Before Officer Titlow even approached Appellant, Officer Carey had informed him that Appellant had approached Officer Carey from the direction of the Corner Store, located approximately 60 feet away. When Officer Titlow began speaking to Appellant, Officer Titlow recognized him as the person who had been warned about trespassing on the Corner Store property on April 25. Based on these facts, Officer Titlow began to develop a reasonable suspicion that Appellant had trespassed on the Corner Store property; he confirmed this suspicion when he went inside the Corner Store and spoke to Taggart. The trial court therefore did not err in refusing to suppress evidence discovered as a result of Officer Titlow's detention of Appellant. We overrule Appellant's third issue.
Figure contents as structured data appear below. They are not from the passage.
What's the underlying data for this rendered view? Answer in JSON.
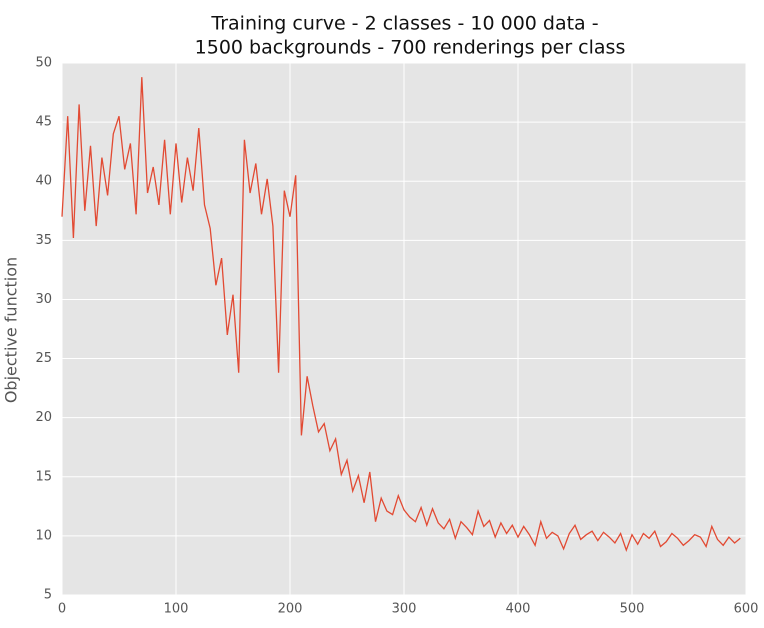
{
  "chart_data": {
    "type": "line",
    "title": [
      "Training curve - 2 classes - 10 000 data -",
      "1500 backgrounds - 700 renderings per class"
    ],
    "y_label": "Objective function",
    "x": [
      0,
      5,
      10,
      15,
      20,
      25,
      30,
      35,
      40,
      45,
      50,
      55,
      60,
      65,
      70,
      75,
      80,
      85,
      90,
      95,
      100,
      105,
      110,
      115,
      120,
      125,
      130,
      135,
      140,
      145,
      150,
      155,
      160,
      165,
      170,
      175,
      180,
      185,
      190,
      195,
      200,
      205,
      210,
      215,
      220,
      225,
      230,
      235,
      240,
      245,
      250,
      255,
      260,
      265,
      270,
      275,
      280,
      285,
      290,
      295,
      300,
      305,
      310,
      315,
      320,
      325,
      330,
      335,
      340,
      345,
      350,
      355,
      360,
      365,
      370,
      375,
      380,
      385,
      390,
      395,
      400,
      405,
      410,
      415,
      420,
      425,
      430,
      435,
      440,
      445,
      450,
      455,
      460,
      465,
      470,
      475,
      480,
      485,
      490,
      495,
      500,
      505,
      510,
      515,
      520,
      525,
      530,
      535,
      540,
      545,
      550,
      555,
      560,
      565,
      570,
      575,
      580,
      585,
      590,
      595
    ],
    "series": [
      {
        "name": "objective",
        "color": "#e24a33",
        "values": [
          37,
          45.5,
          35.2,
          46.5,
          37.5,
          43,
          36.2,
          42,
          38.8,
          44,
          45.5,
          41,
          43.2,
          37.2,
          48.8,
          39,
          41.2,
          38,
          43.5,
          37.2,
          43.2,
          38.2,
          42,
          39.2,
          44.5,
          38,
          36,
          31.2,
          33.5,
          27,
          30.4,
          23.8,
          43.5,
          39,
          41.5,
          37.2,
          40.2,
          36.2,
          23.8,
          39.2,
          37,
          40.5,
          18.5,
          23.5,
          21,
          18.8,
          19.5,
          17.2,
          18.2,
          15.2,
          16.4,
          13.8,
          15.1,
          12.8,
          15.4,
          11.2,
          13.2,
          12.1,
          11.8,
          13.4,
          12.2,
          11.6,
          11.2,
          12.4,
          10.9,
          12.3,
          11.1,
          10.6,
          11.4,
          9.8,
          11.2,
          10.7,
          10.1,
          12.1,
          10.8,
          11.3,
          9.9,
          11.1,
          10.2,
          10.9,
          9.9,
          10.8,
          10.1,
          9.2,
          11.2,
          9.8,
          10.3,
          10,
          8.9,
          10.2,
          10.9,
          9.7,
          10.1,
          10.4,
          9.6,
          10.3,
          9.9,
          9.4,
          10.2,
          8.8,
          10.1,
          9.3,
          10.2,
          9.8,
          10.4,
          9.1,
          9.5,
          10.2,
          9.8,
          9.2,
          9.6,
          10.1,
          9.9,
          9.1,
          10.8,
          9.7,
          9.2,
          9.9,
          9.4,
          9.8
        ]
      }
    ],
    "xlim": [
      0,
      600
    ],
    "xticks": [
      0,
      100,
      200,
      300,
      400,
      500,
      600
    ],
    "ylim": [
      5,
      50
    ],
    "yticks": [
      5,
      10,
      15,
      20,
      25,
      30,
      35,
      40,
      45,
      50
    ],
    "grid": true,
    "background": "#e5e5e5"
  }
}
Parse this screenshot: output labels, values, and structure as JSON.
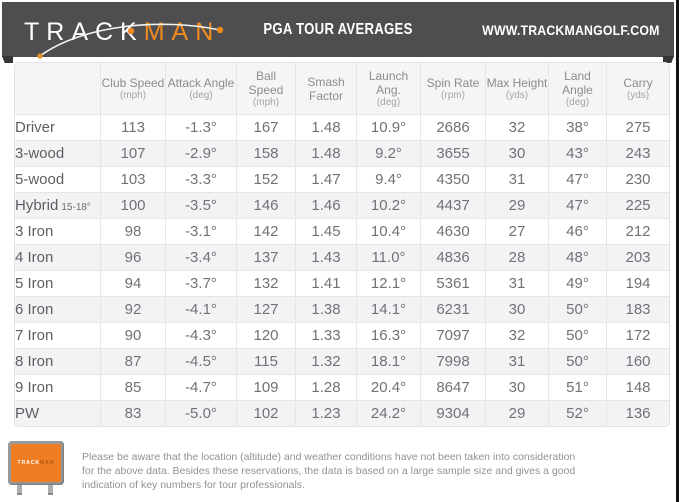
{
  "header": {
    "logo_track": "TRACK",
    "logo_man": "MAN",
    "title": "PGA TOUR AVERAGES",
    "website": "WWW.TRACKMANGOLF.COM"
  },
  "colors": {
    "banner_bg": "#4e4e50",
    "banner_tab_dark": "#353537",
    "brand_orange": "#ef8b1f",
    "row_alt_bg": "#f3f3f5",
    "table_border": "#e2e2e4"
  },
  "table": {
    "columns": [
      {
        "label": "Club Speed",
        "unit": "(mph)"
      },
      {
        "label": "Attack Angle",
        "unit": "(deg)"
      },
      {
        "label": "Ball Speed",
        "unit": "(mph)"
      },
      {
        "label": "Smash Factor",
        "unit": ""
      },
      {
        "label": "Launch Ang.",
        "unit": "(deg)"
      },
      {
        "label": "Spin Rate",
        "unit": "(rpm)"
      },
      {
        "label": "Max Height",
        "unit": "(yds)"
      },
      {
        "label": "Land Angle",
        "unit": "(deg)"
      },
      {
        "label": "Carry",
        "unit": "(yds)"
      }
    ],
    "rows": [
      {
        "club": "Driver",
        "club_note": "",
        "values": [
          "113",
          "-1.3°",
          "167",
          "1.48",
          "10.9°",
          "2686",
          "32",
          "38°",
          "275"
        ]
      },
      {
        "club": "3-wood",
        "club_note": "",
        "values": [
          "107",
          "-2.9°",
          "158",
          "1.48",
          "9.2°",
          "3655",
          "30",
          "43°",
          "243"
        ]
      },
      {
        "club": "5-wood",
        "club_note": "",
        "values": [
          "103",
          "-3.3°",
          "152",
          "1.47",
          "9.4°",
          "4350",
          "31",
          "47°",
          "230"
        ]
      },
      {
        "club": "Hybrid",
        "club_note": "15-18°",
        "values": [
          "100",
          "-3.5°",
          "146",
          "1.46",
          "10.2°",
          "4437",
          "29",
          "47°",
          "225"
        ]
      },
      {
        "club": "3 Iron",
        "club_note": "",
        "values": [
          "98",
          "-3.1°",
          "142",
          "1.45",
          "10.4°",
          "4630",
          "27",
          "46°",
          "212"
        ]
      },
      {
        "club": "4 Iron",
        "club_note": "",
        "values": [
          "96",
          "-3.4°",
          "137",
          "1.43",
          "11.0°",
          "4836",
          "28",
          "48°",
          "203"
        ]
      },
      {
        "club": "5 Iron",
        "club_note": "",
        "values": [
          "94",
          "-3.7°",
          "132",
          "1.41",
          "12.1°",
          "5361",
          "31",
          "49°",
          "194"
        ]
      },
      {
        "club": "6 Iron",
        "club_note": "",
        "values": [
          "92",
          "-4.1°",
          "127",
          "1.38",
          "14.1°",
          "6231",
          "30",
          "50°",
          "183"
        ]
      },
      {
        "club": "7 Iron",
        "club_note": "",
        "values": [
          "90",
          "-4.3°",
          "120",
          "1.33",
          "16.3°",
          "7097",
          "32",
          "50°",
          "172"
        ]
      },
      {
        "club": "8 Iron",
        "club_note": "",
        "values": [
          "87",
          "-4.5°",
          "115",
          "1.32",
          "18.1°",
          "7998",
          "31",
          "50°",
          "160"
        ]
      },
      {
        "club": "9 Iron",
        "club_note": "",
        "values": [
          "85",
          "-4.7°",
          "109",
          "1.28",
          "20.4°",
          "8647",
          "30",
          "51°",
          "148"
        ]
      },
      {
        "club": "PW",
        "club_note": "",
        "values": [
          "83",
          "-5.0°",
          "102",
          "1.23",
          "24.2°",
          "9304",
          "29",
          "52°",
          "136"
        ]
      }
    ]
  },
  "footer": {
    "device_logo_track": "TRACK",
    "device_logo_man": "MAN",
    "disclaimer": "Please be aware that the location (altitude) and weather conditions have not been taken into consideration for the above data. Besides these reservations, the data is based on a large sample size and gives a good indication of key numbers for tour professionals."
  }
}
Having overruled Appellant's three issues, we affirm the trial court's judgment.
1. See Tex. R. App. P. 47.4.
2. At trial, Appellant took issue with the fact that Frawley was not personally present when the record was created, but this is not required by rule 803(6). See Tex. R. Evid. 803(6); see also Montoya v. State, 832 S.W.2d 138, 141 (Tex. App.—Fort Worth 1992, no pet.) (“[R]ule 803(6) does not require the witness laying the predicate for the introduction of the records to be the creator of the records or even an employee of the same company.”).